Visiting her sister in law she was bombed out again. The house had just been repaired and redecorated after being bombed earlier. Walking down the road to Hilda’s in Croydon on an earlier occasion, Queenie had been forced to dive for the pavement. This time she was blown halfway across the room and got concussion. She remembered a ‘wobbly’ kitchen shelf. The kitchen was decimated but the shelf still stood proudly on the one remaining wall. Her sister in law lost all her possessions.

Queenie told me of one other such bombing raid and clearly recalled the white light she saw “beckoning her from her bed” one night when she decided not to go to the shelter. She followed it and sat under the stairs. The house was hit and her bed piled high with debris. She saw a similar light the evening the door bell rang to announce the death of her brother. So did her sister, with her, who fainted.

Just after the War the couple had decided to go to Eastbourne but never made it. Her younger brother had survived service in the last months of the war (as an aircraftsman) and became a pilot only to be knocked down and killed on his motor cycle after peace was declared. His brother had also been killed in a motor bike accident years earlier and this new tragedy affected them greatly.
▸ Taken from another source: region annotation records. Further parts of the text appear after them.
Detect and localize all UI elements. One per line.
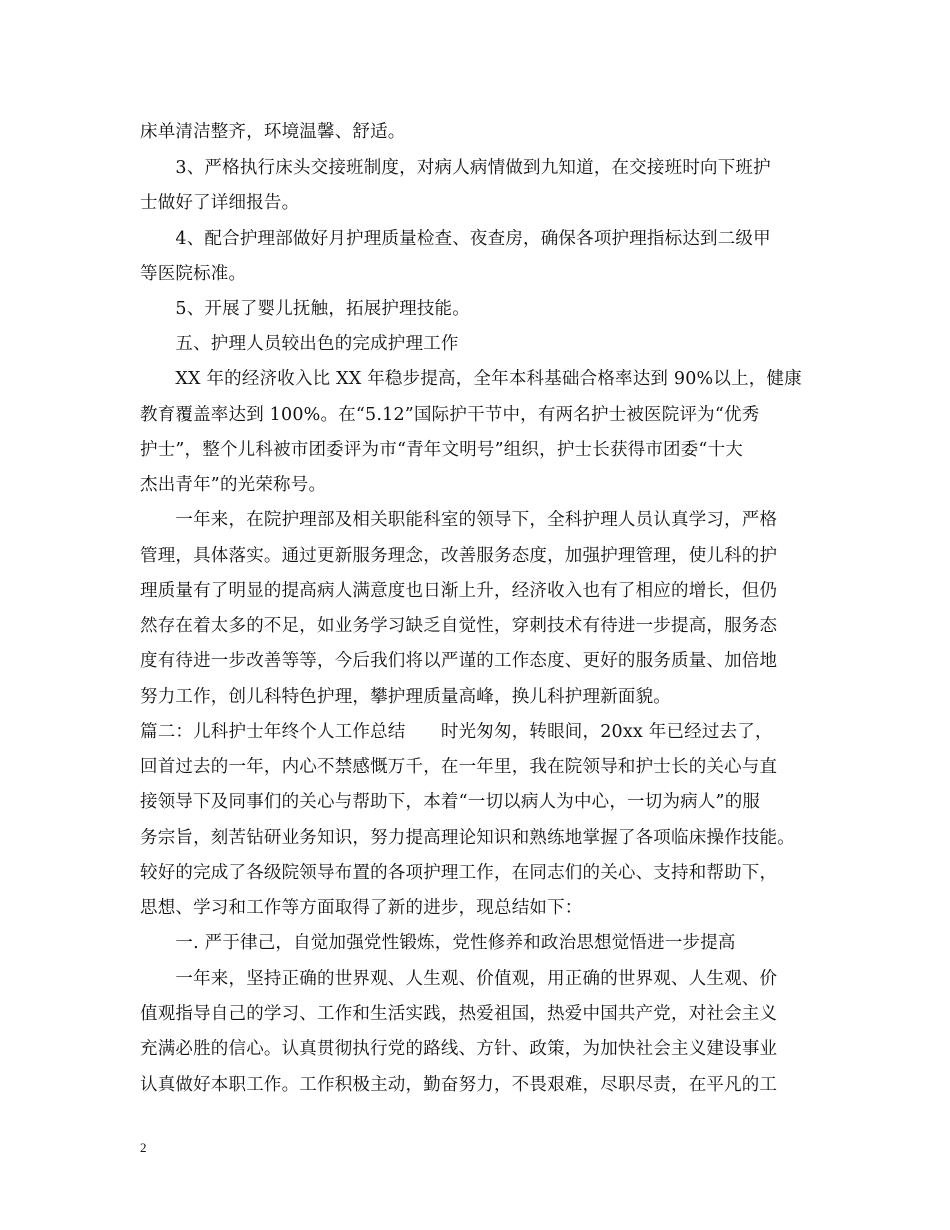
text-line: 管理，具体落实。通过更新服务理念，改善服务态度，加强护理管理，使儿科的护	[140, 546, 778, 566]
text-line: 4、配合护理部做好月护理质量检查、夜查房，确保各项护理指标达到二级甲	[140, 229, 771, 249]
text-line: XX 年的经济收入比 XX 年稳步提高，全年本科基础合格率达到 90%以上，健康	[140, 369, 802, 389]
text-line: 护士”，整个儿科被市团委评为市“青年文明号”组织，护士长获得市团委“十大	[140, 440, 743, 460]
text-line: 较好的完成了各级院领导布置的各项护理工作，在同志们的关心、支持和帮助下，	[140, 863, 778, 883]
text-line: 等医院标准。	[140, 264, 247, 284]
text-line: 充满必胜的信心。认真贯彻执行党的路线、方针、政策，为加快社会主义建设事业	[140, 1039, 778, 1059]
section-heading: 一. 严于律己，自觉加强党性锻炼，党性修养和政治思想觉悟进一步提高	[140, 933, 736, 953]
text-line: 然存在着太多的不足，如业务学习缺乏自觉性，穿刺技术有待进一步提高，服务态	[140, 616, 778, 636]
text-line: 务宗旨，刻苦钻研业务知识，努力提高理论知识和熟练地掌握了各项临床操作技能。	[140, 828, 795, 848]
page-number: 2	[140, 1140, 147, 1155]
text-line: 回首过去的一年，内心不禁感慨万千，在一年里，我在院领导和护士长的关心与直	[140, 757, 778, 777]
text-line: 一年来，在院护理部及相关职能科室的领导下，全科护理人员认真学习，严格	[140, 510, 778, 530]
text-line: 3、严格执行床头交接班制度，对病人病情做到九知道，在交接班时向下班护	[140, 158, 771, 178]
section-heading: 篇二：儿科护士年终个人工作总结 时光匆匆，转眼间，20xx 年已经过去了，	[140, 722, 773, 742]
text-line: 认真做好本职工作。工作积极主动，勤奋努力，不畏艰难，尽职尽责，在平凡的工	[140, 1075, 778, 1095]
section-heading: 五、护理人员较出色的完成护理工作	[140, 334, 459, 354]
text-line: 接领导下及同事们的关心与帮助下，本着“一切以病人为中心，一切为病人”的服	[140, 792, 761, 812]
text-line: 值观指导自己的学习、工作和生活实践，热爱祖国，热爱中国共产党，对社会主义	[140, 1004, 778, 1024]
text-line: 士做好了详细报告。	[140, 193, 300, 213]
text-line: 努力工作，创儿科特色护理，攀护理质量高峰，换儿科护理新面貌。	[140, 687, 671, 707]
text-line: 一年来，坚持正确的世界观、人生观、价值观，用正确的世界观、人生观、价	[140, 969, 778, 989]
text-line: 床单清洁整齐，环境温馨、舒适。	[140, 122, 406, 142]
text-line: 思想、学习和工作等方面取得了新的进步，现总结如下：	[140, 898, 583, 918]
text-line: 度有待进一步改善等等，今后我们将以严谨的工作态度、更好的服务质量、加倍地	[140, 651, 778, 671]
text-line: 教育覆盖率达到 100%。在“5.12”国际护干节中，有两名护士被医院评为“优秀	[140, 405, 760, 425]
text-line: 理质量有了明显的提高病人满意度也日渐上升，经济收入也有了相应的增长，但仍	[140, 581, 778, 601]
text-line: 杰出青年”的光荣称号。	[140, 475, 327, 495]
text-line: 5、开展了婴儿抚触，拓展护理技能。	[140, 299, 470, 319]
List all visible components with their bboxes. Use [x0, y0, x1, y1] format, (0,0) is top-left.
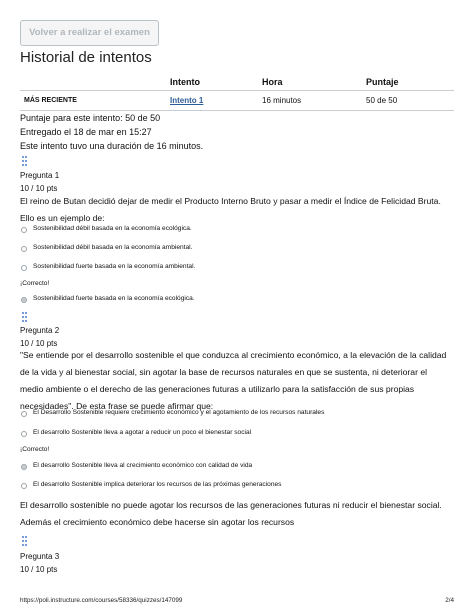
answer-option: Sostenibilidad débil basada en la economía ambiental. — [33, 244, 193, 251]
column-header-score: Puntaje — [366, 73, 454, 91]
answer-option: El desarrollo Sostenible lleva a agotar a reducir un poco el bienestar social — [33, 429, 252, 436]
table-row — [20, 91, 454, 111]
score-summary: Puntaje para este intento: 50 de 50 — [20, 113, 161, 123]
drag-handle-icon[interactable] — [22, 156, 27, 166]
question-title: Pregunta 3 — [20, 552, 60, 561]
question-text: "Se entiende por el desarrollo sostenible el que conduzca al crecimiento económico, a la elevación de la calidad de la vida y al bienestar social, sin agotar la base de recursos naturales en que se sustenta, ni deteriorar el medio ambiente o el derecho de las generaciones futuras a utilizarlo para la satisfacción de sus propias necesidades". De esta frase se puede afirmar que: — [20, 350, 447, 411]
page-url: https://poli.instructure.com/courses/58336/quizzes/147099 — [20, 597, 183, 604]
column-header-empty — [20, 73, 170, 91]
attempt-row-label: MÁS RECIENTE — [20, 91, 170, 111]
option-radio[interactable] — [21, 411, 27, 417]
answer-option: Sostenibilidad débil basada en la economía ecológica. — [33, 225, 192, 232]
answer-explanation: El desarrollo sostenible no puede agotar los recursos de las generaciones futuras ni reducir el bienestar social. Además el crecimiento económico debe hacerse sin agotar los recursos — [20, 500, 442, 527]
option-radio[interactable] — [21, 483, 27, 489]
question-points: 10 / 10 pts — [20, 184, 58, 193]
attempt-cell — [170, 91, 262, 111]
page-number: 2/4 — [445, 597, 454, 604]
option-radio[interactable] — [21, 431, 27, 437]
print-footer — [20, 597, 454, 604]
correct-answer-option: El desarrollo Sostenible lleva al crecimiento económico con calidad de vida — [33, 462, 253, 469]
drag-handle-icon[interactable] — [22, 536, 27, 546]
answer-option: El desarrollo Sostenible implica deteriorar los recursos de las próximas generaciones — [33, 481, 282, 488]
answer-option: Sostenibilidad fuerte basada en la economía ambiental. — [33, 263, 196, 270]
page-title: Historial de intentos — [20, 49, 152, 66]
correct-answer-option: Sostenibilidad fuerte basada en la economía ecológica. — [33, 295, 195, 302]
correct-label: ¡Correcto! — [20, 446, 50, 453]
question-title: Pregunta 1 — [20, 171, 60, 180]
attempt-link[interactable]: Intento 1 — [170, 96, 204, 105]
attempt-time: 16 minutos — [262, 91, 366, 111]
correct-label: ¡Correcto! — [20, 280, 50, 287]
answer-option: El Desarrollo Sostenible requiere crecimiento económico y el agotamiento de los recursos naturales — [33, 409, 325, 416]
column-header-time: Hora — [262, 73, 366, 91]
attempt-score: 50 de 50 — [366, 91, 454, 111]
question-title: Pregunta 2 — [20, 326, 60, 335]
option-radio[interactable] — [21, 227, 27, 233]
selected-option-radio[interactable] — [21, 297, 27, 303]
column-header-attempt: Intento — [170, 73, 262, 91]
question-text: El reino de Butan decidió dejar de medir el Producto Interno Bruto y pasar a medir el Índice de Felicidad Bruta. Ello es un ejemplo de: — [20, 196, 441, 223]
submitted-date: Entregado el 18 de mar en 15:27 — [20, 127, 152, 137]
attempt-duration: Este intento tuvo una duración de 16 minutos. — [20, 141, 204, 151]
selected-option-radio[interactable] — [21, 464, 27, 470]
drag-handle-icon[interactable] — [22, 312, 27, 322]
option-radio[interactable] — [21, 246, 27, 252]
option-radio[interactable] — [21, 265, 27, 271]
question-points: 10 / 10 pts — [20, 339, 58, 348]
table-header-row — [20, 73, 454, 91]
attempts-table — [20, 73, 454, 111]
question-points: 10 / 10 pts — [20, 565, 58, 574]
retake-quiz-button[interactable]: Volver a realizar el examen — [20, 20, 159, 46]
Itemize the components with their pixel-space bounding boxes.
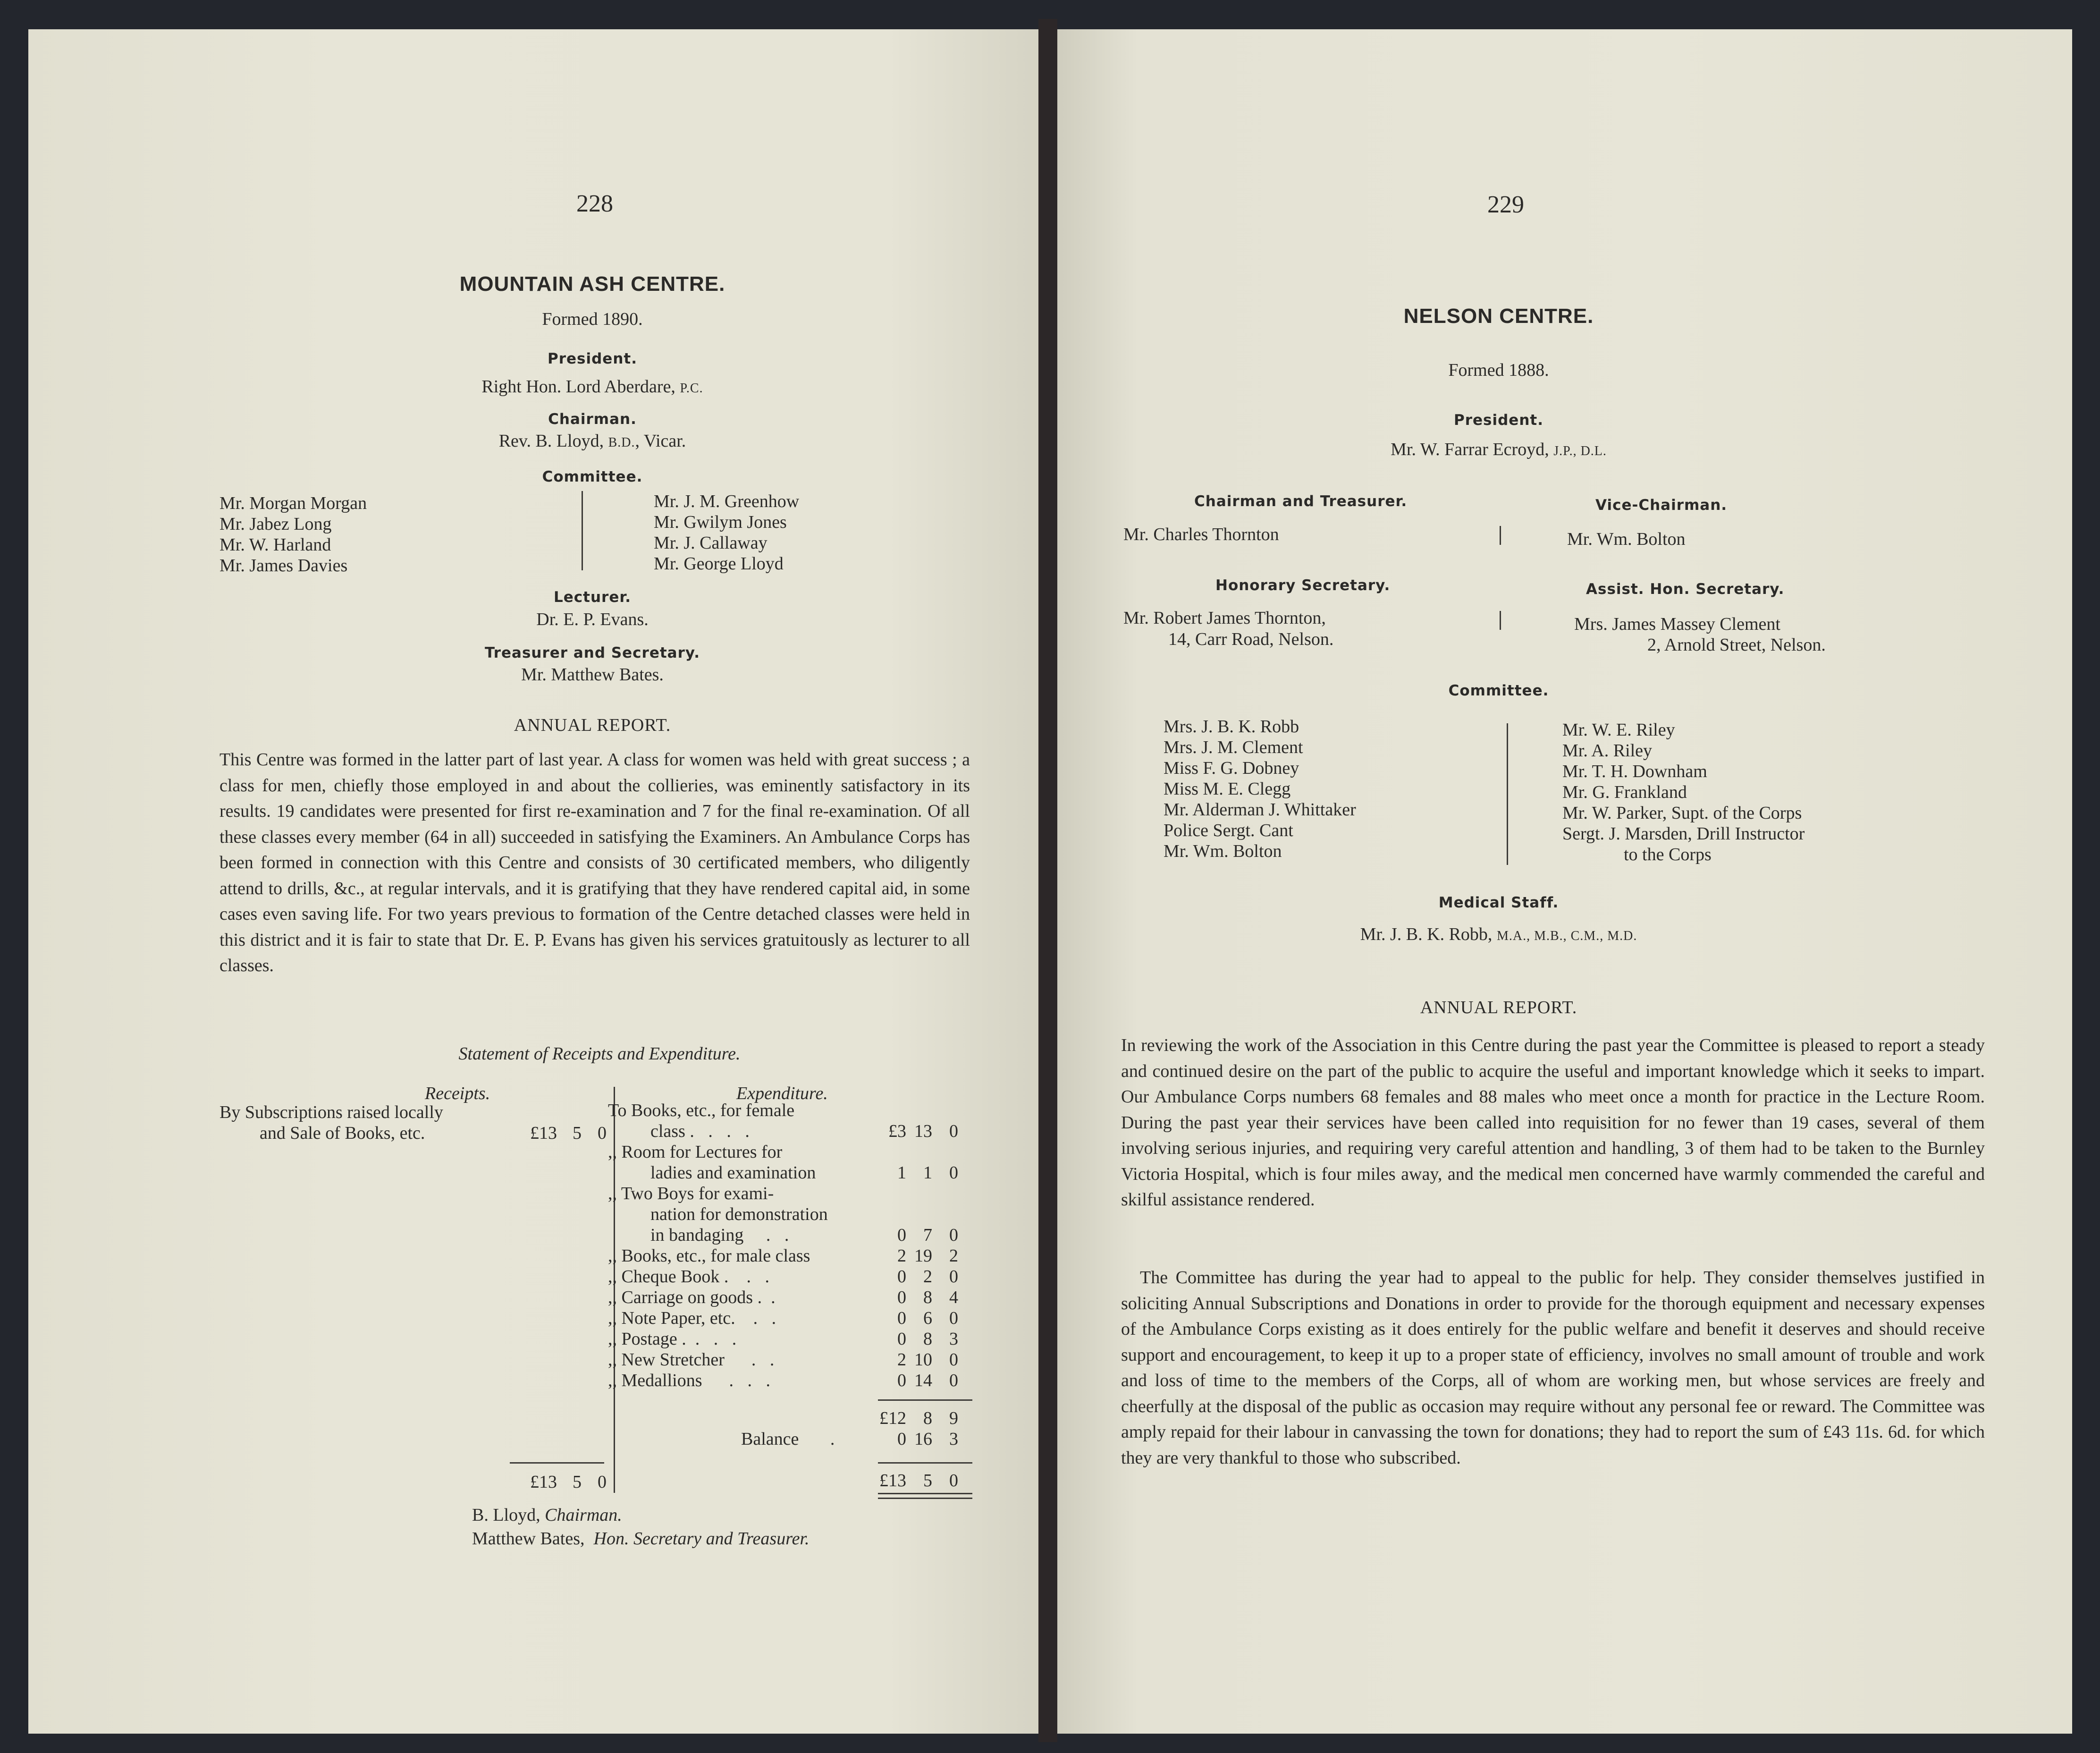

They stayed in London and Blom took a second job to make ends meet. Once their son went to senior school, in the sixties, she announced that she was going to get a job. She hadn’t worked for more than twenty years and her husband explained to her, forcefully, how she was virtually unemployable. Needless to say she got a job in Post Office administration on her first interview and very soon gained a promotion. Years later she treated herself to a brand new mini and learned to drive at fifty plus.

At fifty eight Queenie moved a hundred miles to Suffolk when her job relocated (Blom, now 68, had retired) and one memorable Monday saw her, in her personnel job for Post Office Research, signing in four new Doctors, an ambulance and defibrillator at 9:00. At 10:00 she didn’t feel well and her full blown heart attack saw her as the first user of both bits of equipment. In the seventies and eighties she had other heart attacks, one of them major. During that time she pushed Blom to move another three times; each time to different counties – the last just down the road from her son’s family near Cambridge.

At seventy plus she achieved her dream. She saved up enough money to buy a small bungalow. Needless to say, it involved her moving away yet again – to Wisbech Cambridgeshire, where the couple lived until Blom died. Her wanderlust had never fully been cured.

In her mid seventies, a crash in another new mini had seen both Queenie and Blom in hospital for weeks again. She was told that she would have smashed her hip had it not, already, been a replaced artificial one. This ‘banged up’ hip is still in place after another 20 years of walking but this crash did not stop her driving. She simply bought another mini to replace the ‘write off’.

Moving into sheltered housing at eighty five also became an adventure; again moving miles – this time close to her son again. Even years later at 94 in 2013, and after a number of falls, she is still a fighter.